The Epistle of Jude, often shortened to Jude, is the penultimate book of the New Testament and the Bible as a whole and is traditionally attributed to Jude, the servant of Jesus and the brother of James the Just.
The letter of Jude was one of the disputed books of the biblical canon. The links between the Epistle and 2 Peter, its use of the biblical apocrypha, and its brevity raised concern. It is one of the shortest books in the Bible: only 1 chapter of 25 verses long.

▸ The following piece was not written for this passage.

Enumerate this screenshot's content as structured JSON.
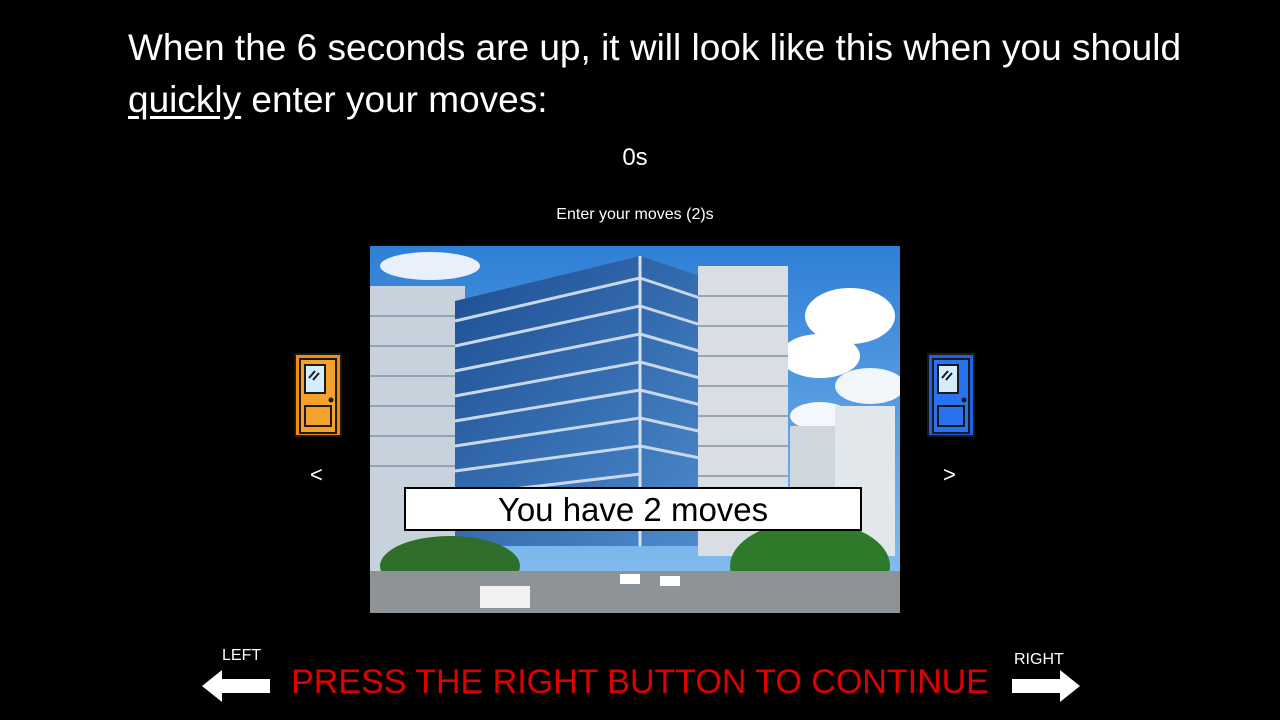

Jude urges his readers to defend the deposit of Christ's doctrine that had been closed by the time he wrote his epistle, and to remember the words of the apostles spoken somewhat before. Jude then asks the reader to recall how even after the Lord saved his own people out of the land of Egypt, he did not hesitate to destroy those who fell into unbelief, much as he punished the angels who fell from their original exalted status and Sodom and Gomorrah. He describes in vivid terms the apostates of his day. He exhorts believers to remember the words spoken by the Apostles, using language similar to the second epistle of Peter to answer concerns that the Lord seemed to tarry, How that they told you there should be mockers in the last time, who should walk after their own ungodly lusts..., and to keep themselves in God's love, before delivering a doxology.
Jude quotes directly from the Book of Enoch, part of the scripture of the Ethiopian and Eritrean churches but rejected by other churches. He cites Enoch's prophecy that the Lord would come with many thousands of his saints to render judgment on the whole world. He also paraphrases (verse 9) an incident in a text that has been lost about Satan and Michael the Archangel quarreling over the body of Moses.